Exactly like species, a new language doesn't appear in one day, it's always the same words but they evolve in different way (I know Darwin is not "legal" in every US state, but, I hope it's not the case in this forum
.
Just an exemple :
Night (English)
Nuit (French)
Nacht (German)
Noche (spanish, Italian)
Nux, Nuctos (ancient greek)
Nox, noctem (Latin)
Every european language comes from "indo-européen" (sorry, I don't find a translation) language, spoken thousands of years ago (like Sanskrit).
Imo, it's already the case with english nowadays. I guess more people in the world speak an european language (english, spanish, french or other) than people who speak Mandarin in China (China is very big country with very different cultures).

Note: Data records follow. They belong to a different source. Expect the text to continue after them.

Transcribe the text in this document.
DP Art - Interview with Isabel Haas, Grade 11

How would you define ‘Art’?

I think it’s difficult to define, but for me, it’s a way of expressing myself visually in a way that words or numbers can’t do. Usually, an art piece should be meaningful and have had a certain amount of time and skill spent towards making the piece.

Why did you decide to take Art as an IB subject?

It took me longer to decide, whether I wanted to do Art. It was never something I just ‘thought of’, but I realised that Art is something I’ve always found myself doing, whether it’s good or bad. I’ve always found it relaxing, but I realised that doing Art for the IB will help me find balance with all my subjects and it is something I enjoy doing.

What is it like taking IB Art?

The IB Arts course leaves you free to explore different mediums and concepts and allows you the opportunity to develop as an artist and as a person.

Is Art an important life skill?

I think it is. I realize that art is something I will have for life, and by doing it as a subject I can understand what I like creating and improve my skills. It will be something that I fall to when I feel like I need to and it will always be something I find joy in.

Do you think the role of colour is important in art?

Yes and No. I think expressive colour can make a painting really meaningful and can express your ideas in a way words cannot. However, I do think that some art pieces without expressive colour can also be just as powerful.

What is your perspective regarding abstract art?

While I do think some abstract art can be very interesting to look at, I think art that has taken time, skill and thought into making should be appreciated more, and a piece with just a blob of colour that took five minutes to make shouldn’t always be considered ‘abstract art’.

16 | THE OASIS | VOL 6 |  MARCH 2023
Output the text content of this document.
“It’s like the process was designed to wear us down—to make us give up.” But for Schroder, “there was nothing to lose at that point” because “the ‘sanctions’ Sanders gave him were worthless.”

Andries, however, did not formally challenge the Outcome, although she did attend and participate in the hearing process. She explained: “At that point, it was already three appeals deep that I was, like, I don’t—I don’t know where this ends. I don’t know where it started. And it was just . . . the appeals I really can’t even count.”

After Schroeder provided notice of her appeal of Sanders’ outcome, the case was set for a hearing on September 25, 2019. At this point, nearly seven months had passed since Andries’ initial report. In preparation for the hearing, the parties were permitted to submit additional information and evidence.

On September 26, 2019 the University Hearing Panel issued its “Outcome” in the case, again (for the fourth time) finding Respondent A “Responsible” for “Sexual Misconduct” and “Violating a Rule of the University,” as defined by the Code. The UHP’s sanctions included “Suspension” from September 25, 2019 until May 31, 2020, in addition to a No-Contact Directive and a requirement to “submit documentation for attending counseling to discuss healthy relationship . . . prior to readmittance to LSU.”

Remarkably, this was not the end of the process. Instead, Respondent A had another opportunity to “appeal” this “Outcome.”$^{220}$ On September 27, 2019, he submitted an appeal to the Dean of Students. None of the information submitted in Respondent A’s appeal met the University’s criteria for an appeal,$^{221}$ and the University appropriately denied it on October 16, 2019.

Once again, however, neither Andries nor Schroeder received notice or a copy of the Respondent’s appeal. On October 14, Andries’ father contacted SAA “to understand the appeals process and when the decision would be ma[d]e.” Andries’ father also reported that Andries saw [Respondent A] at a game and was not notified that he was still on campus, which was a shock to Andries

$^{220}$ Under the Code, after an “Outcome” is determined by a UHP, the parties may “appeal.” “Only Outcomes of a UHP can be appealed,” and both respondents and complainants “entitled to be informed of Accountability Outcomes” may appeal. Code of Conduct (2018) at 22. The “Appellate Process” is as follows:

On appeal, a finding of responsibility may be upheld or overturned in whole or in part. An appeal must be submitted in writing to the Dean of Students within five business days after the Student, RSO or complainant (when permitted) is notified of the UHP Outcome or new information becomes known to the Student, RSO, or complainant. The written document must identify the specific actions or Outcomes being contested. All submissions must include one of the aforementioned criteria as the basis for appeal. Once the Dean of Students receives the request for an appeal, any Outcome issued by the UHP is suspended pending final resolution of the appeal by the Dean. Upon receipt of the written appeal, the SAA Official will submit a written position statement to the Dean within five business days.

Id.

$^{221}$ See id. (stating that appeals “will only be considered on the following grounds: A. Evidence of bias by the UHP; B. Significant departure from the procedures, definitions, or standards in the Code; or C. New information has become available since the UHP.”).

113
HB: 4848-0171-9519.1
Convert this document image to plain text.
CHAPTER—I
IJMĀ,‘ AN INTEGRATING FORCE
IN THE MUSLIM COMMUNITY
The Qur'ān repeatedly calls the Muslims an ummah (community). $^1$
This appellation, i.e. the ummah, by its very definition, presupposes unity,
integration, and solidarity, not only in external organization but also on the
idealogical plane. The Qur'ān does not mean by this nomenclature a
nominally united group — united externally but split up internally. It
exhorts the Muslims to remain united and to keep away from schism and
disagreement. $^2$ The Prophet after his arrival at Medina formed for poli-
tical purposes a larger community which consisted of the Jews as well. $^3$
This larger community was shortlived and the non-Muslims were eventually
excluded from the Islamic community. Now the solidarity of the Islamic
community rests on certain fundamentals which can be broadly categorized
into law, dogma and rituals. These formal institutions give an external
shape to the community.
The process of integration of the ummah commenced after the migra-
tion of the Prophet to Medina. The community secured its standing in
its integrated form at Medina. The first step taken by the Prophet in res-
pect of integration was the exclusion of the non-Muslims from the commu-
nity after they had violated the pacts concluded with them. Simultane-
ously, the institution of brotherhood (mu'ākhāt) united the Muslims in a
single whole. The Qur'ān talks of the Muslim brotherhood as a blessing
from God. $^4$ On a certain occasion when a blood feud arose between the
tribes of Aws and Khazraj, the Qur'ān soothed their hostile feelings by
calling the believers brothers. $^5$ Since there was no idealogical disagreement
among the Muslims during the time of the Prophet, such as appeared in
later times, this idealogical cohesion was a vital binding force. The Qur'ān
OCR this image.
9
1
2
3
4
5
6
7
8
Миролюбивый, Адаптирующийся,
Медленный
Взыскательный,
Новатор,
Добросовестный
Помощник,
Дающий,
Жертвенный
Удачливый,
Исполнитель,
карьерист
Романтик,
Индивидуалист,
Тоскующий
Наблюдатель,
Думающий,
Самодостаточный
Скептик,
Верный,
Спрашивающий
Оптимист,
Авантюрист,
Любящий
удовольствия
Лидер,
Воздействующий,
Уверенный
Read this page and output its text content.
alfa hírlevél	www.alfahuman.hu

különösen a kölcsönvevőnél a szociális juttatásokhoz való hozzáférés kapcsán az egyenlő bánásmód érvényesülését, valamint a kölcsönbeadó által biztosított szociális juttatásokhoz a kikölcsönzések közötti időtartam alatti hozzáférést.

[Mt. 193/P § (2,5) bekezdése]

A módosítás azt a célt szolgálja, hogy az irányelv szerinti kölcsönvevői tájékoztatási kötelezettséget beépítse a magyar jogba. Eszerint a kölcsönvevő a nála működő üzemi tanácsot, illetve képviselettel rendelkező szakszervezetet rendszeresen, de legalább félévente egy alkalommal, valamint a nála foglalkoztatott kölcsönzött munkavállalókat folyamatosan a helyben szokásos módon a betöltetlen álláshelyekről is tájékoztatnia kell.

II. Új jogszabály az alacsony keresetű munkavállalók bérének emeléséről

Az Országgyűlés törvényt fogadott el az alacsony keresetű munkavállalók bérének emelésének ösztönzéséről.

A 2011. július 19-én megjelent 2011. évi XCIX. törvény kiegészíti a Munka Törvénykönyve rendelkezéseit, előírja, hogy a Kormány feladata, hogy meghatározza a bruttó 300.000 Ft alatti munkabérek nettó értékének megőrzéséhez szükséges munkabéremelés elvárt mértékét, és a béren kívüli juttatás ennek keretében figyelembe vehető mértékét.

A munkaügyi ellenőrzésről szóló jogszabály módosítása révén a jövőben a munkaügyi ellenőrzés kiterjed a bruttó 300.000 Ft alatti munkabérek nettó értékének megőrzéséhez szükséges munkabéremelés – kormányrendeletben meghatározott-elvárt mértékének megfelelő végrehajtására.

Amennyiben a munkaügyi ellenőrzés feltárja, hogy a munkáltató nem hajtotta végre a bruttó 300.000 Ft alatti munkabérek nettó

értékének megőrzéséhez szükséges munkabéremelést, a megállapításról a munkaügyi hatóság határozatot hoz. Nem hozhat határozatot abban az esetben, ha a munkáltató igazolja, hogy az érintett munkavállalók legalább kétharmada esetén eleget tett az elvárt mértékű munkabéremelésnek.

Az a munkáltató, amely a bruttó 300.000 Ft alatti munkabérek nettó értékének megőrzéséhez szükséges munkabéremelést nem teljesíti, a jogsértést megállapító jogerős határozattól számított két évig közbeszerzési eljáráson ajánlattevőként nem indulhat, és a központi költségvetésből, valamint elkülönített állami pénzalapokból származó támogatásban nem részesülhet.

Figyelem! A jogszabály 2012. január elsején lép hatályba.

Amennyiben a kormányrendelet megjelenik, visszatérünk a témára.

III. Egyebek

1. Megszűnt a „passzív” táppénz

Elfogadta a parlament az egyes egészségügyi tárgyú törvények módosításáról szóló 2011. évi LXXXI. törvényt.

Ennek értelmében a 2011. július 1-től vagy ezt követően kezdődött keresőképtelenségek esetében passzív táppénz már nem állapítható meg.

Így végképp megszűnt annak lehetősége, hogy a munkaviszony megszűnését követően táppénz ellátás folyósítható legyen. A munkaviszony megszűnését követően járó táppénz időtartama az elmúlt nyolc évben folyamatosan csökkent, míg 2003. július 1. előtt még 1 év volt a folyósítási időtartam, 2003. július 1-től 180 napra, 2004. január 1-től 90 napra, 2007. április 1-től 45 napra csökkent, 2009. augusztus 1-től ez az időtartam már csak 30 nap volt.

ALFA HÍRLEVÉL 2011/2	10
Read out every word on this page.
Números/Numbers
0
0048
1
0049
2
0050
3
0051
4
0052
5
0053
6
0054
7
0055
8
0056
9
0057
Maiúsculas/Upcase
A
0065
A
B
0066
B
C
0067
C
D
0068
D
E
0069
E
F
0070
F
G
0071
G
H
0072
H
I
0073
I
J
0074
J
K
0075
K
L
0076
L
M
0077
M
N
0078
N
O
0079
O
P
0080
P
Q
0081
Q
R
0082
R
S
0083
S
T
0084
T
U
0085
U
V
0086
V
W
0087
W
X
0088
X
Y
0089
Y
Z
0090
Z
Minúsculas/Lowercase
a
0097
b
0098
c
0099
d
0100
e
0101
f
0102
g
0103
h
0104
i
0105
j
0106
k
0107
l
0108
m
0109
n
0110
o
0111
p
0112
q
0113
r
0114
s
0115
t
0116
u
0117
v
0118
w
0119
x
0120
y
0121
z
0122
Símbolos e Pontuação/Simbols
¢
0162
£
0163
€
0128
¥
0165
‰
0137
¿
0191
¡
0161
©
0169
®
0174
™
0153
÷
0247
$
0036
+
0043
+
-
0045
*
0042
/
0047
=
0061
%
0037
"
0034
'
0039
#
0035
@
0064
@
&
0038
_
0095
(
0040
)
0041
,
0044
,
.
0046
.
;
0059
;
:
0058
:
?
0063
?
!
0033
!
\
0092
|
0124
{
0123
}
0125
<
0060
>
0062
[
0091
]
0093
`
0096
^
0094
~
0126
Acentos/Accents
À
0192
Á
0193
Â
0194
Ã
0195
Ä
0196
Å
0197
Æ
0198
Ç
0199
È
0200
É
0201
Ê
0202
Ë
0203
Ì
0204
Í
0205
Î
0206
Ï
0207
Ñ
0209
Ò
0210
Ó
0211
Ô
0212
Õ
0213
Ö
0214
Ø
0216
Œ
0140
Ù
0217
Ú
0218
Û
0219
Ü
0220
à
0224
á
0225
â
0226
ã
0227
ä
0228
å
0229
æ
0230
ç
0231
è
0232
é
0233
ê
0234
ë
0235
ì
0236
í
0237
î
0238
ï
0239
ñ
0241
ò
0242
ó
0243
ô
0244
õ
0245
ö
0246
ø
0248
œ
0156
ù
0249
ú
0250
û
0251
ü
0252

But does it mean, English will keep being ONE language ? (In my english dictionnary, there are specific English terms and sepecufic US terms for example. I suppose it's the same in Australia, India and others english speaking countries).
And, another question for OP : Don't you think that more languages means more cultures and, by the way, a more intersting humanity ?
Last edited by AceKicker221; 01-14-2010 at 09:05 AM.